The issue I have with ICObench is that a majority of these experts are not exactly experts. Who are we to define what an expert entitles if there are no clear universal guidelines to what an expert is in this young and still developing space. Even myself, with all the experience I have, I still do not consider myself an expert. Although, I definitely have the experience in multiple fields such as information technology, financing, healthcare, and more to back up my position. I am not too sure how a factory worker at Kraft Macaroni & Cheese now advisor, has more credibility than an individual that used to work as a financial advisor for a known hedge fund.

Here are a few types of ICObench experts I have identified over time.

  1. The expert that literally says yes to every project that asks them to be on their advisory board, so that they can boost their ranking on ICObench (People for some reason put mass amount of credibility into the ICObench review system).
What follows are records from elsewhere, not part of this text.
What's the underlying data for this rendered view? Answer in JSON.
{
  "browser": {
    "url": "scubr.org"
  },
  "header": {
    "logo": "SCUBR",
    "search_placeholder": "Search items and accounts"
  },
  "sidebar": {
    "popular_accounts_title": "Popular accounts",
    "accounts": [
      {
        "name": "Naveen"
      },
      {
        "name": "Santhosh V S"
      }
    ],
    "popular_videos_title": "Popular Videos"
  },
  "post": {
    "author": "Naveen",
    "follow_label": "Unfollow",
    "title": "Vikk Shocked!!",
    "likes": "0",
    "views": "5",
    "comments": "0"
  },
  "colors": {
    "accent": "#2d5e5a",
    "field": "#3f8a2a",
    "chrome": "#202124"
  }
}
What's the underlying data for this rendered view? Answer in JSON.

Not sure if they are doing this because they want to be the most popular kid on the block, or to influence simple minded individuals that see the fabulous ranking this expert has, and automatically assume by having this expert on their team they are gold (cough David Drake cough cough -_-) . People in this day and age blow my mind with how easily influenced they are.
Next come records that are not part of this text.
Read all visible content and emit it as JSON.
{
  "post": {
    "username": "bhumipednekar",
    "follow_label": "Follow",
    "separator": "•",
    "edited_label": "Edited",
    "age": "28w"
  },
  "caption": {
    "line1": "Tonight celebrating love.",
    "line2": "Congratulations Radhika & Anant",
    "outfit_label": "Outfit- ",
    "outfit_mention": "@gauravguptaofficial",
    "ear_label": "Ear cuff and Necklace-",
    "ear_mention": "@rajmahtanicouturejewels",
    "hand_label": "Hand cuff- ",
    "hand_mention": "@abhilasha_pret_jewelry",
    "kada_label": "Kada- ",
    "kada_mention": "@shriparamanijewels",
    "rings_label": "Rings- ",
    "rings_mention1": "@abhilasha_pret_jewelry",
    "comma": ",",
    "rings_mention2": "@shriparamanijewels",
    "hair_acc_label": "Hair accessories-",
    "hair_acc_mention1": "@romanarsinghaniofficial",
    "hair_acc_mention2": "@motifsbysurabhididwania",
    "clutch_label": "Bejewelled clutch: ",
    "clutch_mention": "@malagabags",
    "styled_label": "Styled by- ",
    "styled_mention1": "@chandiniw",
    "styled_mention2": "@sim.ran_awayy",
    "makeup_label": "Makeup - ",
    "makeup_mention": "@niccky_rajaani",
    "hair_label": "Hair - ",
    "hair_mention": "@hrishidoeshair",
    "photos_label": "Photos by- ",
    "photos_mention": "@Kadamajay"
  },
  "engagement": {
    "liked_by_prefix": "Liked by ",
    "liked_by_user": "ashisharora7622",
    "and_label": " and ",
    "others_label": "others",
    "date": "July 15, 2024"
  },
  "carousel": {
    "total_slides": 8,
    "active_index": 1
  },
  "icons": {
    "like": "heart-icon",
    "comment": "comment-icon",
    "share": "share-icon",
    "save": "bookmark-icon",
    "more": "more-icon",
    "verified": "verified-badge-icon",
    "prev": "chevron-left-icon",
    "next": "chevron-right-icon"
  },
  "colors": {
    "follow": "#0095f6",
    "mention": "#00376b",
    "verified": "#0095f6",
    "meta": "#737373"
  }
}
  2. The expert that has been around since the stone age of ICObench, and will sit there until someone gets in contact with them asking him or her to be an advisor or write a review(the lazy expert). Then they will think they are the grandfather of advisors, and tell you in the nicest way possible they expect to be compensated for taking time out of their day to review your project. As expressed in the picture below (again, I am not attempting to defame anyone, I am here to prove a point). You are given the title expert to inform, protect the community, and more while it is still in a young and fragile state. You are not expected to get paid for your review.Original_Edit.jpg
  3. The expert that literally applies to be an expert just to say they are an expert.
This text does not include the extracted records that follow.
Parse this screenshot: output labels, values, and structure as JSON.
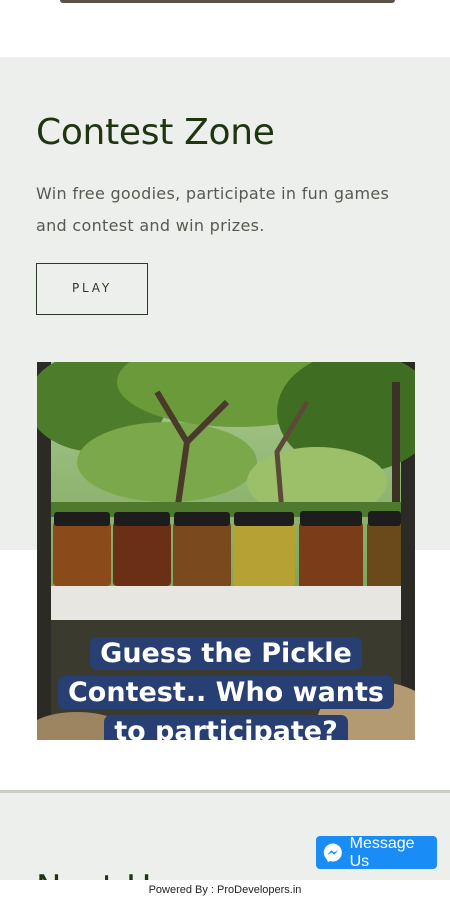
{
  "contest": {
    "title": "Contest Zone",
    "description": "Win free goodies, participate in fun games and contest and win prizes.",
    "play_label": "PLAY"
  },
  "media": {
    "caption_lines": [
      "Guess the Pickle",
      "Contest.. Who wants",
      "to participate?"
    ],
    "caption_bg": "#283f73"
  },
  "next_section": {
    "heading_peek": "Next Hun"
  },
  "messenger": {
    "label": "Message Us",
    "color": "#1a8cf5",
    "icon": "messenger-icon"
  },
  "footer": {
    "powered_by": "Powered By : ProDevelopers.in"
  },
  "colors": {
    "section_bg": "#ecefec",
    "heading": "#1e3510"
  }
}
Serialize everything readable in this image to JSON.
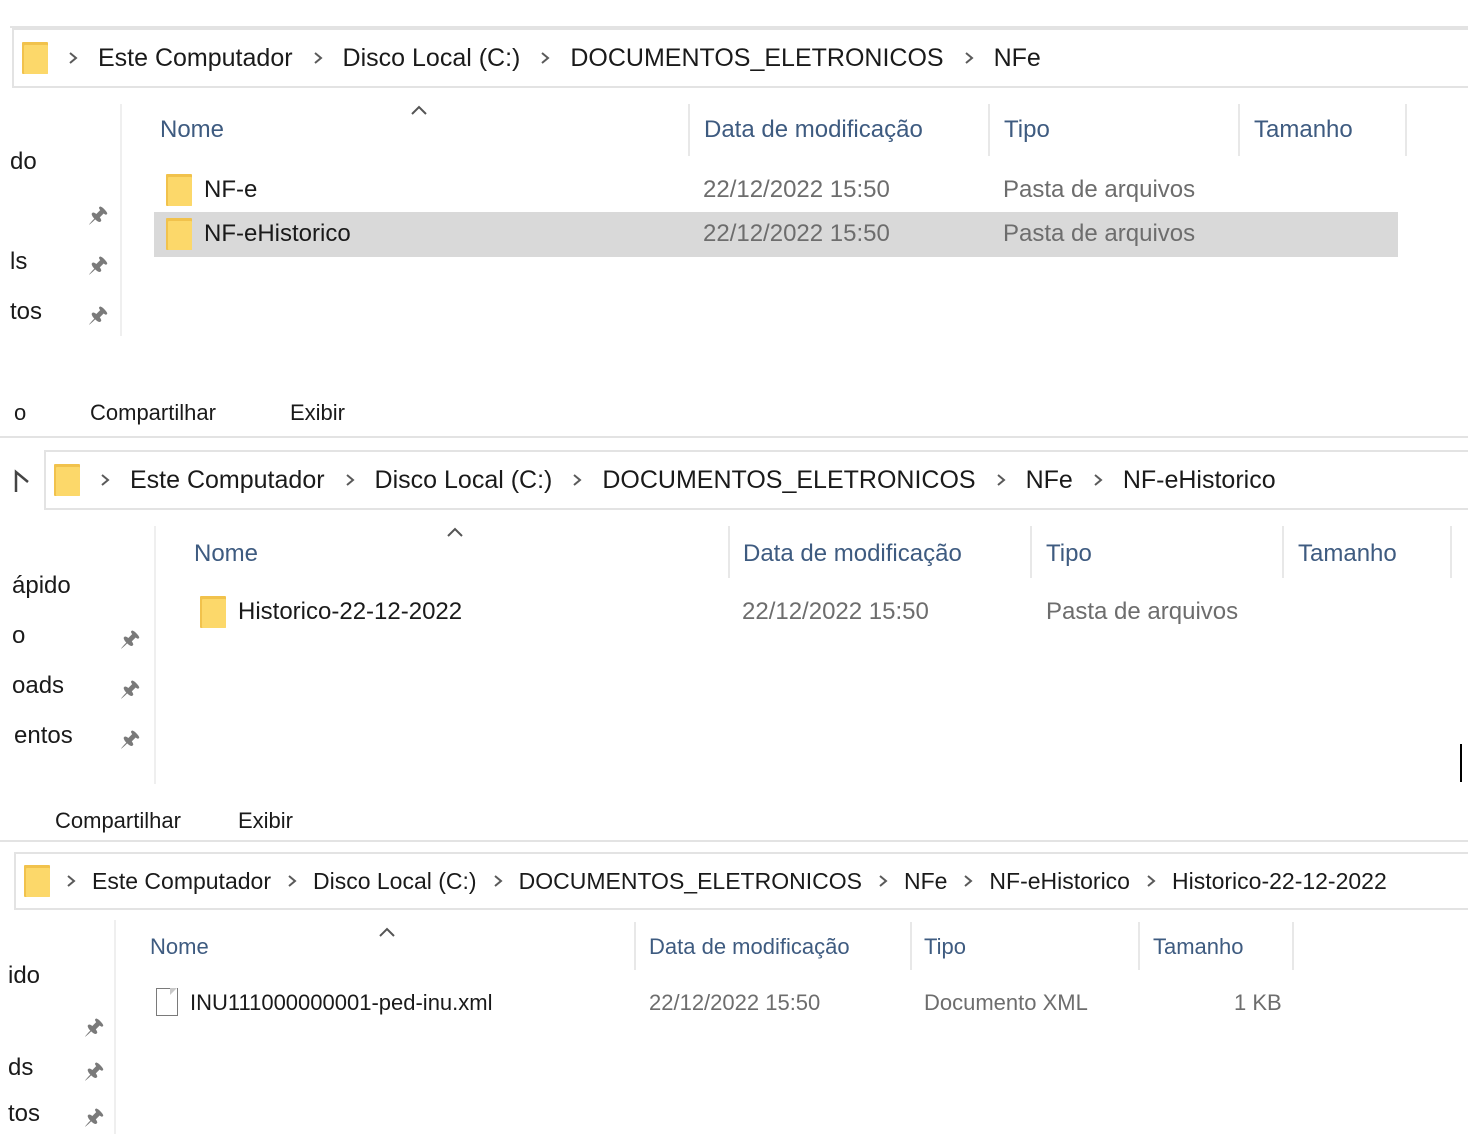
{
  "panel1": {
    "breadcrumb": [
      "Este Computador",
      "Disco Local (C:)",
      "DOCUMENTOS_ELETRONICOS",
      "NFe"
    ],
    "columns": {
      "name": "Nome",
      "date": "Data de modificação",
      "type": "Tipo",
      "size": "Tamanho"
    },
    "nav": [
      "do",
      "ls",
      "tos"
    ],
    "rows": [
      {
        "name": "NF-e",
        "date": "22/12/2022 15:50",
        "type": "Pasta de arquivos",
        "size": ""
      },
      {
        "name": "NF-eHistorico",
        "date": "22/12/2022 15:50",
        "type": "Pasta de arquivos",
        "size": ""
      }
    ]
  },
  "panel2": {
    "tabs": [
      "o",
      "Compartilhar",
      "Exibir"
    ],
    "breadcrumb": [
      "Este Computador",
      "Disco Local (C:)",
      "DOCUMENTOS_ELETRONICOS",
      "NFe",
      "NF-eHistorico"
    ],
    "columns": {
      "name": "Nome",
      "date": "Data de modificação",
      "type": "Tipo",
      "size": "Tamanho"
    },
    "nav": [
      "ápido",
      "o",
      "oads",
      "entos"
    ],
    "rows": [
      {
        "name": "Historico-22-12-2022",
        "date": "22/12/2022 15:50",
        "type": "Pasta de arquivos",
        "size": ""
      }
    ]
  },
  "panel3": {
    "tabs": [
      "Compartilhar",
      "Exibir"
    ],
    "breadcrumb": [
      "Este Computador",
      "Disco Local (C:)",
      "DOCUMENTOS_ELETRONICOS",
      "NFe",
      "NF-eHistorico",
      "Historico-22-12-2022"
    ],
    "columns": {
      "name": "Nome",
      "date": "Data de modificação",
      "type": "Tipo",
      "size": "Tamanho"
    },
    "nav": [
      "ido",
      "ds",
      "tos"
    ],
    "rows": [
      {
        "name": "INU111000000001-ped-inu.xml",
        "date": "22/12/2022 15:50",
        "type": "Documento XML",
        "size": "1 KB"
      }
    ]
  },
  "icons": {
    "folder": "folder-icon",
    "file": "xml-file-icon",
    "pin": "pin-icon",
    "chevron": "chevron-right-icon",
    "sort": "sort-up-icon"
  }
}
  4. The expert that actually cares about the ICO review process, community safety, and does not try to sugarcoat any criticism to a project (there are only a “handful” of people that fall under this category).

Conclusion

The list literally goes on. Does this just apply to ICObench? Hell no it does not. Several other platforms should feel the wrath just as much as they are, but the reason they are targeted is because they are one of the most known, “reputable”, and grandfathered review service in the space today. Unfortunately, because the masses see their reputation as superior then various other project reviewing sites, it will still have to be mildly considered. Regardless, I am not deviating from my position that it is time they start getting their act together, before their credibility becomes unrepairable.  I have told past and current projects that I am on, other project leaders, and projects that are still looking to enter the space to acknowledge reviews on their site with a grain of salt, until real changes are made on their end.